Man schrieb schon viel früher "Strasse", wenn man kein ß zur Verfügung hatte. So habe ich das schon in den 1960ern in der Schule gelernt. Das kannst Du mir nicht erzählen, dass dies etwas mit der Reform von 1996 zu tun hat.


----------



## Kajjo

Hutschi said:


> Die Schreibweise mit "SZ" war vor der Reform von 1996 z.B. in "STRASZE" vorhanden. Danach hieß es "STRASSE".


Das ist sachlich falsch. Das Eszett wurde schon sehr lange in Großbuchstaben als SS geschrieben. ich habe es nie anders gelernt und gesehen. Das Schreiben als SZ habe ich schon immer als falsch empfunden.


----------



## Hutschi

Dann habe ich es falsch geschrieben. Es kam ja bei mir nur bei Großbuchstaben vor, bei Kleinbuchstaben war das "ß" vorhanden.

Es wurde wegen die Straße - die Strasse (der Strass/damals der Straß) bei uns mit "SZ" geschrieben.

Es ist ein extrem seltener Fall, aber die Abschaffung der Umschreibung mit SZ seit 1996 ist amtlich dokumentiert.


----------



## berndf

Ich habe inzwischen ein wenig gestöbert. Bei Großschreibung (STRASZE) wurde dies Schreibung in der Duden-Orthographie tatsächlich bis 1996 erwähnt und nachher nicht mehr. Aus der Mode gekommen war sie aber ganz eindeutig schon lange vorher. In der Schule wurde das gar nicht mehr erwähnt. Ich bin auf diese Schreibung zum ersten Mal an der Uni im Grimm gestoßen.


----------



## Kajjo

Hutschi said:


> Es ist ein extrem seltener Fall, aber die Abschaffung der Umschreibung mit SZ seit 1996 ist amtlich dokumentiert.


Ja, weil es dann vielleicht endgültig mal als Regel erfasst wurde.
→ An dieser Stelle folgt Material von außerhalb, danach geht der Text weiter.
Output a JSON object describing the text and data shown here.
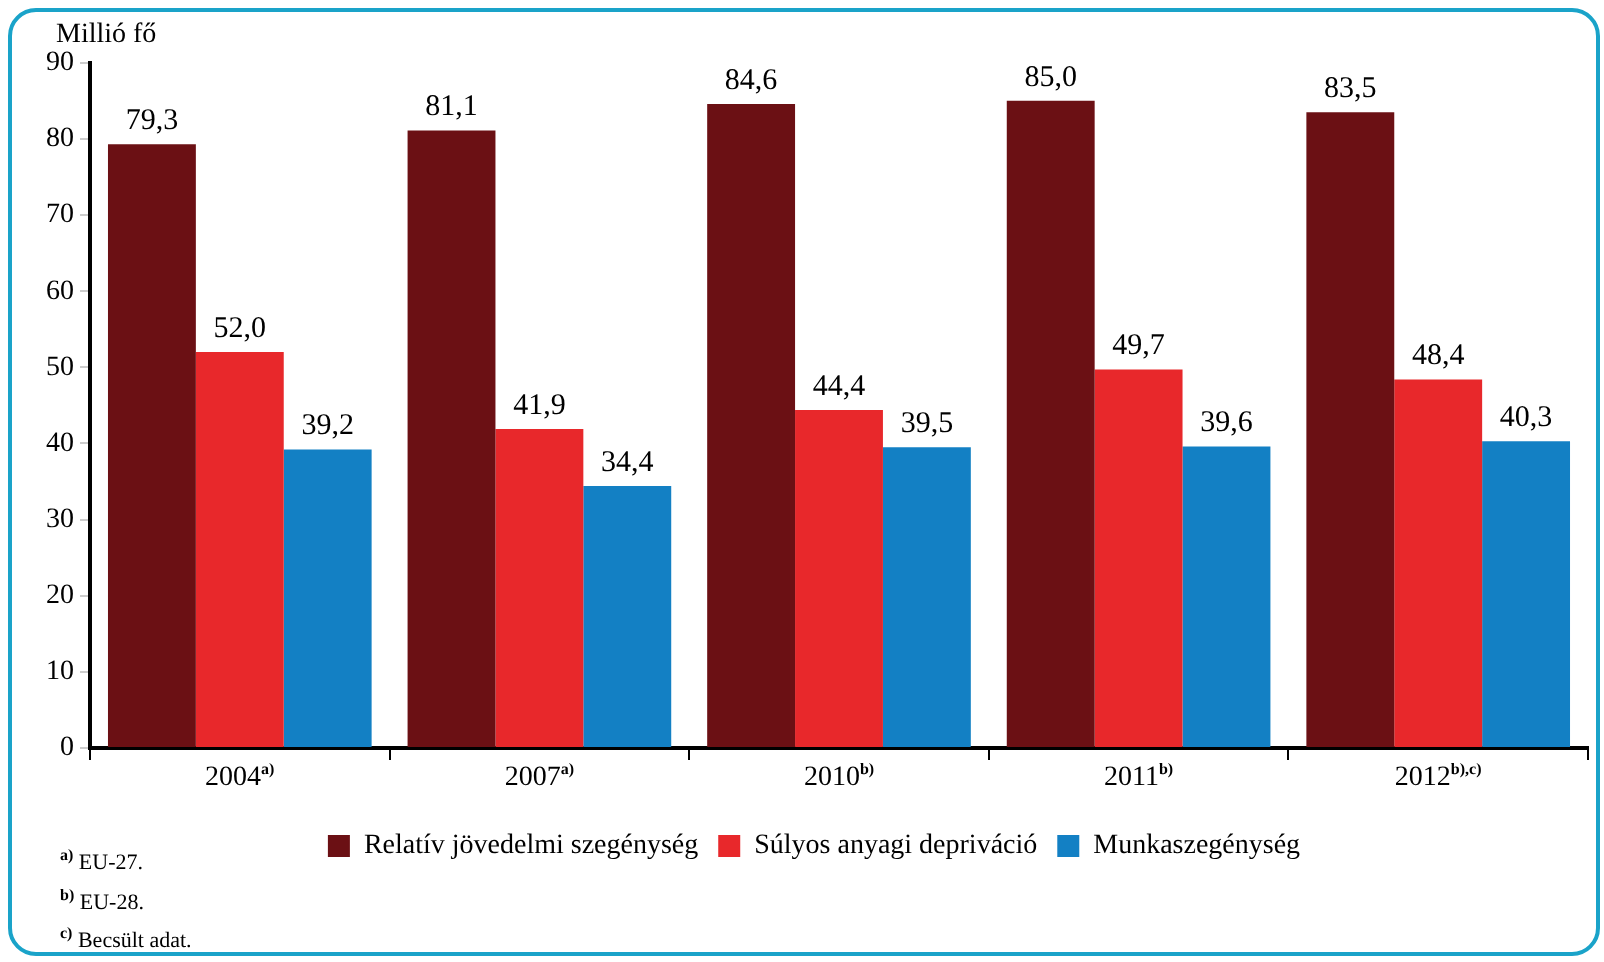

Verwendet wurde diese Umschreibung schon sehr lange nicht mehr. 

Gerade das Wort "STRASSE" in Großbuchstaben kommt ja durchaus oft vor und ich habe es in Norddeutschland noch nie mit SZ gesehen. Nein, solche SZ-Fälle habe ich bei anderen Wörtern immer als ungebildete Falsch-Variante aufgefasst. 

Vielleicht gab es ja aber Ost/West-Unterschiede?


----------



## Hutschi

> Vielleicht gab es ja aber Ost/West-Unterschiede?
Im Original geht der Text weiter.